JERUSALEM (Jul. 9)
A census of Jewish schools in the Diaspora has disclosed a sharp increase in recent years in the number of Jewish children getting a Jewish education.
The gains exceeded the overall increase in the school-age Jewish population, according to the second international census of Diaspora Jewish schools, conducted in 40 countries between 1987 and 1989. The results were compared with the first census, taken between 1981 and 1983.
The sharpest rise was in places with large concentrations of Orthodox Jews.
The census was conducted under the auspices of the Project for Jewish Educational Statistics at the Hebrew University’s institute of Contemporary Judaism.
The head of the institute, Professor Sergio DellaPergola, made the results public at a conference on Diaspora Jewish education convened in Jerusalem.
The conference was co-sponsored by the Jewish Agency’s Louis Pincus Fund for Diaspora Jewish Education and the Joint Program for Jewish Education of the Israeli Ministry of Education and Culture.
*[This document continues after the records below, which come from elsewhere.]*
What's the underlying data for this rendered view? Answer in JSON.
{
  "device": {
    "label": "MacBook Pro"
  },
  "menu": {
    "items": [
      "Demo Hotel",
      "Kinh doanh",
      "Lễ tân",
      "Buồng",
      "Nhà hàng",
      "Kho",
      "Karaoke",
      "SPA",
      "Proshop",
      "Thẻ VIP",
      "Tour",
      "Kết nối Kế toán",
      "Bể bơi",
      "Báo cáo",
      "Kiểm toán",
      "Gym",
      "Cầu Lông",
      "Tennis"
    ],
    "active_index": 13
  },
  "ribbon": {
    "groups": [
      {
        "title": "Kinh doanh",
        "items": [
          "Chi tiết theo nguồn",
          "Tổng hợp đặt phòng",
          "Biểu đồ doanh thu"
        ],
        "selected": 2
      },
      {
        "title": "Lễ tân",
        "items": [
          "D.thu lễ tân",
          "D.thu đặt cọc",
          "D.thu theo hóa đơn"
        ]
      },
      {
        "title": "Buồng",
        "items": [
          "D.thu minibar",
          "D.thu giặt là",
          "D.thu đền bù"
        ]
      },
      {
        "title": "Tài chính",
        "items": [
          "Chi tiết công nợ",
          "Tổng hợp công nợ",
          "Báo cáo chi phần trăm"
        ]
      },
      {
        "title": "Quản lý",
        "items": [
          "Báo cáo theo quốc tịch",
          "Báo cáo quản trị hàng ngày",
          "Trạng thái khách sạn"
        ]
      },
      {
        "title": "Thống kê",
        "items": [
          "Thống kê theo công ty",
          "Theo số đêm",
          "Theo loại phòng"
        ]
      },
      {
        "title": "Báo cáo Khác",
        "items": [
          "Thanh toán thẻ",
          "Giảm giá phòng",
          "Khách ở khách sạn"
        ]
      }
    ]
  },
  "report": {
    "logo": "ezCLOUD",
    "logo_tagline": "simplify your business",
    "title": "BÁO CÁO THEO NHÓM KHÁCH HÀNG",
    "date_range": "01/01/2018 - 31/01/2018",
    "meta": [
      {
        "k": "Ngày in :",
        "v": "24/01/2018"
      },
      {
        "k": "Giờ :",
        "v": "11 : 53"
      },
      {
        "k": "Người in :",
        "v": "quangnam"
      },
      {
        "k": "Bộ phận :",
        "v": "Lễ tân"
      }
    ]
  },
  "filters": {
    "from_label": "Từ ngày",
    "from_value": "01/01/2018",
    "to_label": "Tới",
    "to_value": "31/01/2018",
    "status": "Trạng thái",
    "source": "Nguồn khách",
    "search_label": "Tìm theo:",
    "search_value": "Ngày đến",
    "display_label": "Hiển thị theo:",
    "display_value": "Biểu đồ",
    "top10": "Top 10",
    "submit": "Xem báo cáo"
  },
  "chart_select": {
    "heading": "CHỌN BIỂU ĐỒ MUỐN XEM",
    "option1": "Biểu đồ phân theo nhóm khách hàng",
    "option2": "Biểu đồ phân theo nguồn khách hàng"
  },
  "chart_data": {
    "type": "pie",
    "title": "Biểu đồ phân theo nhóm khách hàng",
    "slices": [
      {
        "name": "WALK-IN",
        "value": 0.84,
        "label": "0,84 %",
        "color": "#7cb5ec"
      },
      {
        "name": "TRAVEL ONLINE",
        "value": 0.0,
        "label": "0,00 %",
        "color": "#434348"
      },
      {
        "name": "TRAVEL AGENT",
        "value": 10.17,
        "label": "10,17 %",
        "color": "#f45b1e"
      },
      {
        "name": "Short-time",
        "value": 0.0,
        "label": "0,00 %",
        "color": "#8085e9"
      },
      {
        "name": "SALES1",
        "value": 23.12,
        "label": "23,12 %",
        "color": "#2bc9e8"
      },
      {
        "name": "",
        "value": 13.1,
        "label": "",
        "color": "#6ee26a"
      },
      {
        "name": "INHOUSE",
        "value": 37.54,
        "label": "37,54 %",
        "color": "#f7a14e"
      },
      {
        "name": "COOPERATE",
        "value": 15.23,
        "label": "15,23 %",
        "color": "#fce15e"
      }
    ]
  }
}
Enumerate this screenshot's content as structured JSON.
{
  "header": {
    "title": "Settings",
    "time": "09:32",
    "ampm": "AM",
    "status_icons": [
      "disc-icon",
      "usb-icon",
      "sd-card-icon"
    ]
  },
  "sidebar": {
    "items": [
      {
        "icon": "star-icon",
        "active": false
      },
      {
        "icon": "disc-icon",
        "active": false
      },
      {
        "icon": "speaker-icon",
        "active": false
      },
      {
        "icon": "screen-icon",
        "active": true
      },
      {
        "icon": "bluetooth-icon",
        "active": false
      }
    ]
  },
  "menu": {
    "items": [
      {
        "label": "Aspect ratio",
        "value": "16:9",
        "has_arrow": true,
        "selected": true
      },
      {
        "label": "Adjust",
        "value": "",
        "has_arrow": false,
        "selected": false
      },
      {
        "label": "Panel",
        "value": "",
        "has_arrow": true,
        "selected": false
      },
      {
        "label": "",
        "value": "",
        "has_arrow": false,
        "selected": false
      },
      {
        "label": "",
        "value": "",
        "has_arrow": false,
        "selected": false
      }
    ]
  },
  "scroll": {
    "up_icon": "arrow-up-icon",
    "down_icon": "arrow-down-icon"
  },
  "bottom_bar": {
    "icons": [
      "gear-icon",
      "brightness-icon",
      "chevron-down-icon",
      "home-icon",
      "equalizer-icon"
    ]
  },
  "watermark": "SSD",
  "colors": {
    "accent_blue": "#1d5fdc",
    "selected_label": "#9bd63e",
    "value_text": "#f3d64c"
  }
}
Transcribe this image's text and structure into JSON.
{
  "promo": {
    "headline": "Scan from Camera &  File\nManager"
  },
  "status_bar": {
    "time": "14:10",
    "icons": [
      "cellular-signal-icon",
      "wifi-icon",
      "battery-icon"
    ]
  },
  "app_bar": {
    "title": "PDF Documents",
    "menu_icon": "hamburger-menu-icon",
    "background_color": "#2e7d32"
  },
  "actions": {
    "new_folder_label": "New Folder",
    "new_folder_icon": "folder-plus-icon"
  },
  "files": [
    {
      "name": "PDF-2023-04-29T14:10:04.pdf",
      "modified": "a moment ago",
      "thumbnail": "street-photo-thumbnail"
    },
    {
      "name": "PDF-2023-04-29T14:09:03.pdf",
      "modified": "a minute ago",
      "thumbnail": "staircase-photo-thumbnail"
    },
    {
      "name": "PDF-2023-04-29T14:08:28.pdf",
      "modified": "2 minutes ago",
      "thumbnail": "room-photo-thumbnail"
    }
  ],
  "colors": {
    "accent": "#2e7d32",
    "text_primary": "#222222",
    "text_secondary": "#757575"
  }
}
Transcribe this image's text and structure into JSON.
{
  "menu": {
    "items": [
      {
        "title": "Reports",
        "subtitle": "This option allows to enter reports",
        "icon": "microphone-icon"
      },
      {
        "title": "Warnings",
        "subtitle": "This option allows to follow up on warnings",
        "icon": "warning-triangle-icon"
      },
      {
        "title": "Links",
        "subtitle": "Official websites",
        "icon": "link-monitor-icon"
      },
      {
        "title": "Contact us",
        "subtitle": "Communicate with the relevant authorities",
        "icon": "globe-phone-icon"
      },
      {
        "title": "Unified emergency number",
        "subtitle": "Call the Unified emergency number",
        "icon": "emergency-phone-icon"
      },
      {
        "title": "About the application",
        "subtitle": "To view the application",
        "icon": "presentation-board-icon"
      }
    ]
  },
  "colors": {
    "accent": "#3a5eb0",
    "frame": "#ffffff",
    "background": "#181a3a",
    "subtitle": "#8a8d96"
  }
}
The World Zionist Organization also participated.
Gains in enrollment over the last census were as high as 25.6 percent in the United States and 23.3 percent in France.
In the United States, the increase was due almost entirely to enrollment in Jewish day schools, whereas in France the gain was about equal between day schools and supplementary schools, the census showed.
Canada, Argentina and Brazil experienced little gain in the same period.
Orthodox day schools made the strongest showing in the New York metropolitan area. About 52 percent of the enrollment is under strict Orthodox sponsorship and 42 percent under mainstream Orthodox auspices.
Outside the New York area however, strictly Orthodox schools accounted for only 1.5 percent of the total and mainstream Orthodox schools 66 percent.
Schools of the Conservative movement amounted to 15 percent and another 15 percent were community schools.
In France, 25.9 percent of the day schools are under strict Orthodox sponsorship and 30 percent are mainstream Orthodox. Community schools account for most of the rest.
DellaPergola explained the increase of Jewish education in the United States at least in part by the “echo effect” of the American “baby boom,” which began after World War II and continued until the early 1960s.
Despite a high rate of intermarriage, there is a larger pool of school-age Jewish children than in previous years, he said.
DellaPergola also cited the higher birth rate in the strictly Orthodox sector and the trend away from public to private schools.